A few months ago, I posted about a law firm sued for overtime by a paralegal.  In this latest case lodged against another law firm, a securities and antitrust plaintiff’s law firm named Labaton Sucharow LLP, a former attorney has filed a class/collective action seeking overtime.  The suit was filed under New York law and the Fair Labor Standards Act.  The case is entitled Koplowitz v.
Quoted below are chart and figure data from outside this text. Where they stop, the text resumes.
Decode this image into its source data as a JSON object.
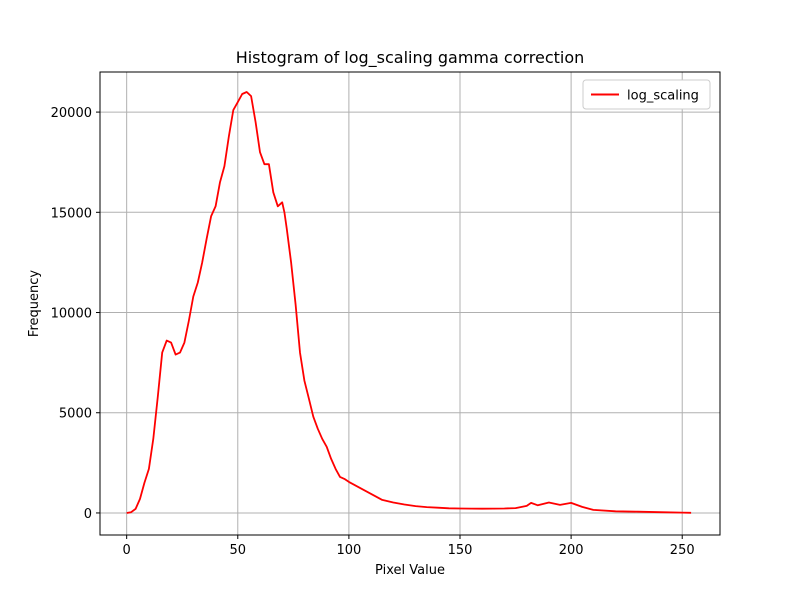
{
  "chart_data": {
    "type": "line",
    "title": "Histogram of log_scaling gamma correction",
    "xlabel": "Pixel Value",
    "ylabel": "Frequency",
    "xlim": [
      -12,
      267
    ],
    "ylim": [
      -1100,
      22000
    ],
    "xticks": [
      0,
      50,
      100,
      150,
      200,
      250
    ],
    "yticks": [
      0,
      5000,
      10000,
      15000,
      20000
    ],
    "grid": true,
    "legend_position": "top-right",
    "colors": {
      "series": "#ff0000",
      "grid": "#b0b0b0"
    },
    "series": [
      {
        "name": "log_scaling",
        "color": "#ff0000",
        "x": [
          0,
          2,
          4,
          6,
          8,
          10,
          12,
          14,
          16,
          18,
          20,
          22,
          24,
          26,
          28,
          30,
          32,
          34,
          36,
          38,
          40,
          42,
          44,
          46,
          48,
          50,
          52,
          54,
          56,
          58,
          60,
          62,
          64,
          66,
          68,
          70,
          71,
          72,
          74,
          76,
          78,
          80,
          82,
          84,
          86,
          88,
          90,
          92,
          94,
          96,
          98,
          100,
          105,
          110,
          115,
          120,
          125,
          130,
          135,
          140,
          145,
          150,
          155,
          160,
          165,
          170,
          175,
          180,
          182,
          185,
          190,
          195,
          200,
          205,
          210,
          220,
          230,
          240,
          250,
          254
        ],
        "y": [
          0,
          40,
          200,
          700,
          1500,
          2200,
          3700,
          5800,
          8000,
          8600,
          8500,
          7900,
          8000,
          8500,
          9600,
          10800,
          11500,
          12500,
          13700,
          14800,
          15300,
          16500,
          17300,
          18800,
          20100,
          20500,
          20900,
          21000,
          20800,
          19500,
          18000,
          17400,
          17400,
          16000,
          15300,
          15500,
          15000,
          14200,
          12500,
          10400,
          8000,
          6600,
          5700,
          4800,
          4200,
          3700,
          3300,
          2700,
          2200,
          1800,
          1700,
          1550,
          1250,
          950,
          650,
          520,
          420,
          340,
          290,
          260,
          230,
          220,
          215,
          210,
          215,
          220,
          240,
          350,
          500,
          380,
          520,
          400,
          500,
          300,
          150,
          80,
          60,
          40,
          20,
          10
        ]
      }
    ]
  }
}
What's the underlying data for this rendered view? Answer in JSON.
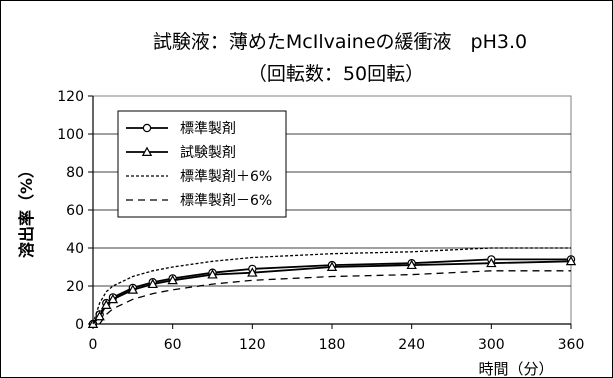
{
  "chart_data": {
    "type": "line",
    "title": "試験液：薄めたMcIlvaineの緩衝液　pH3.0",
    "subtitle": "（回転数：50回転）",
    "xlabel": "時間（分）",
    "ylabel": "溶出率（%）",
    "xlim": [
      0,
      360
    ],
    "ylim": [
      0,
      120
    ],
    "x_ticks": [
      0,
      60,
      120,
      180,
      240,
      300,
      360
    ],
    "y_ticks": [
      0,
      20,
      40,
      60,
      80,
      100,
      120
    ],
    "grid": "horizontal",
    "legend_position": "top-left",
    "series": [
      {
        "name": "標準製剤",
        "style": "solid",
        "marker": "circle",
        "x": [
          0,
          5,
          10,
          15,
          30,
          45,
          60,
          90,
          120,
          180,
          240,
          300,
          360
        ],
        "y": [
          0,
          5,
          11,
          14,
          19,
          22,
          24,
          27,
          29,
          31,
          32,
          34,
          34
        ]
      },
      {
        "name": "試験製剤",
        "style": "solid",
        "marker": "triangle",
        "x": [
          0,
          5,
          10,
          15,
          30,
          45,
          60,
          90,
          120,
          180,
          240,
          300,
          360
        ],
        "y": [
          0,
          4,
          10,
          13,
          18,
          21,
          23,
          26,
          27,
          30,
          31,
          32,
          33
        ]
      },
      {
        "name": "標準製剤＋6%",
        "style": "dotted",
        "marker": "none",
        "x": [
          0,
          5,
          10,
          15,
          30,
          45,
          60,
          90,
          120,
          180,
          240,
          300,
          360
        ],
        "y": [
          0,
          11,
          17,
          20,
          25,
          28,
          30,
          33,
          35,
          37,
          38,
          40,
          40
        ]
      },
      {
        "name": "標準製剤－6%",
        "style": "dashed",
        "marker": "none",
        "x": [
          5,
          10,
          15,
          30,
          45,
          60,
          90,
          120,
          180,
          240,
          300,
          360
        ],
        "y": [
          0,
          5,
          8,
          13,
          16,
          18,
          21,
          23,
          25,
          26,
          28,
          28
        ]
      }
    ]
  }
}
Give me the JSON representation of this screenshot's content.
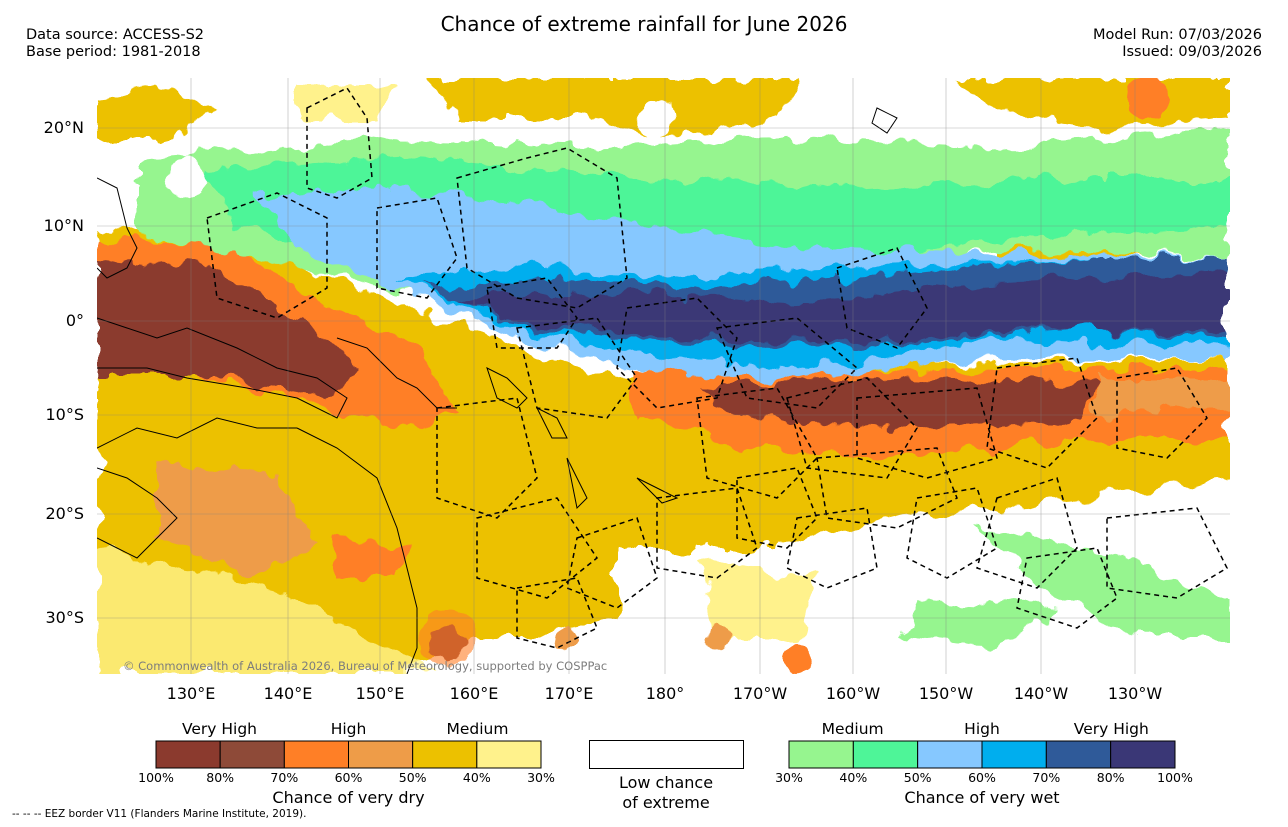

Labaton Sucharow LLP and is in the U.S. District Court for the Southern District of New York.

The suit’s primary contention is that because the attorney was paid hourly and worked more than forty hours, he was entitled to overtime compensation and not paid it . I find this a challenging theory because it is my understanding that lawyers (and doctors) can be paid hourly, under the Fair Labor Standards Act and still qualify for the professional exemption.  See 29 CFR 541.304. Perhaps the twist here is that the plaintiff is alleging that New York State does not recognize this exception to the salary requirement, but then why would the suit also be filed under the FLSA?.

Notwithstanding the FLSA carve-out for lawyers and doctors on the salary issue, the plaintiff’s attorney has boldly asserted that “the law is simple.  Employees paid on an hourly basis cannot be exempt under the FLSA’s `white-collar` exemptions.  It is disturbing that a prestigious law firm would pay employees in clear violation of the law.”

The plaintiff’s attorney must have a countervailing argument to escape the dispositive force of the FLSA regulation because he filed the case as a collective action, ostensibly on behalf of all attorneys employed by the firm within the last six years who worked in excess of forty (40) hours per week and were paid hourly.

The other problem for the plaintiffs, as I see it, is that New York generally follows the FLSA regulations and guidance on exemption issues, meaning that New York will likely adopt the same rule that lawyers are exempt, even if paid hourly . One argument might be to contend that the duties assigned to the plaintiff were not lawyer duties and thus did not constitute exempt work.
 

I will follow this with interest and report back.